Research paper by Daniel D Hauser, Manuela M Estermann, Ana A Milosevic, Lukas L Steinmetz, Dimitri D Vanhecke, Dedy D Septiadi, Barbara B Drasler, Alke A Petri-Fink, Vincent V Ball, Barbara B Rothen-Rutishauser

Indexed on: 20 Dec '18Published on: 20 Dec '18Published in: Nanomaterials (Basel, Switzerland)



Abstract

Polydopamine can form biocompatible particles that convert light into heat. Recently, a protocol has been optimized to synthesize polydopamine/protein hybrid nanoparticles that retain the biological function of proteins, and combine it with the stimuli-induced heat generation of polydopamine. We have utilized this novel system to form polydopamine particles, containing transferrin (PDA/Tf). Mouse melanoma cells, which strongly express the transferrin receptor, were exposed to PDA/Tf nanoparticles (NPs) and, subsequently, were irradiated with a UV laser.
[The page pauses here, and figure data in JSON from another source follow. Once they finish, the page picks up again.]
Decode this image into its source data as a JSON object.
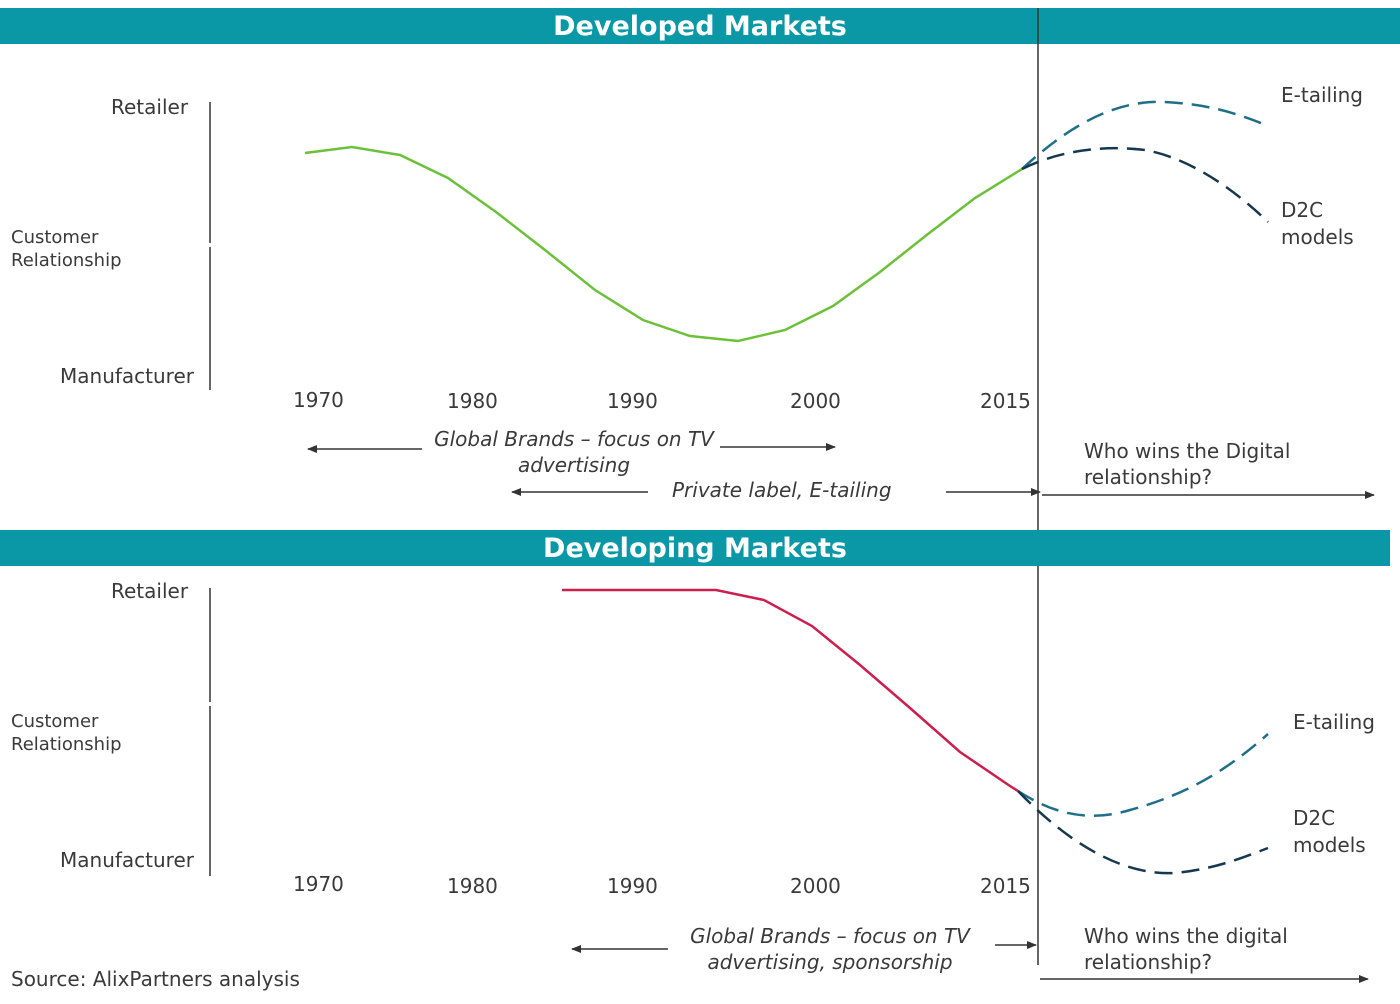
{
  "colors": {
    "banner": "#0a97a6",
    "developed_line": "#6cc03a",
    "developing_line": "#cc1f4e",
    "etailing": "#1f6f88",
    "d2c": "#16384f",
    "axis": "#333333"
  },
  "developed": {
    "title": "Developed Markets",
    "levels": {
      "top": "Retailer",
      "middle_line1": "Customer",
      "middle_line2": "Relationship",
      "bottom": "Manufacturer"
    },
    "years": [
      "1970",
      "1980",
      "1990",
      "2000",
      "2015"
    ],
    "notes": {
      "global_brands_line1": "Global Brands – focus on TV",
      "global_brands_line2": "advertising",
      "private_label": "Private label,  E-tailing"
    },
    "question_line1": "Who wins the Digital",
    "question_line2": "relationship?",
    "series": {
      "etailing": "E-tailing",
      "d2c_line1": "D2C",
      "d2c_line2": "models"
    }
  },
  "developing": {
    "title": "Developing Markets",
    "levels": {
      "top": "Retailer",
      "middle_line1": "Customer",
      "middle_line2": "Relationship",
      "bottom": "Manufacturer"
    },
    "years": [
      "1970",
      "1980",
      "1990",
      "2000",
      "2015"
    ],
    "notes": {
      "global_brands_line1": "Global Brands – focus on TV",
      "global_brands_line2": "advertising, sponsorship"
    },
    "question_line1": "Who wins the digital",
    "question_line2": "relationship?",
    "series": {
      "etailing": "E-tailing",
      "d2c_line1": "D2C",
      "d2c_line2": "models"
    }
  },
  "source": "Source: AlixPartners analysis"
}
The cell death rate was monitored in real-time. When irradiated, the melanoma cells exposed to PDA/Tf NPs underwent apoptosis, faster than the control cells, pointing towards the ability of PDA/Tf to mediate UV-light-induced cell death. The system was also validated in an organotypic, 3D-printed tumor spheroid model, comprising mouse melanoma cells, and the exposure and subsequent irradiation with UV-light, yielded similar results to the 2D cell culture. The process of apoptosis was found to be targeted and mediated by the lysosomal membrane permeabilization. Therefore, the herein presented polydopamine/protein NPs constitute a versatile and stable system for cancer cell-targeting and photothermal apoptosis induction.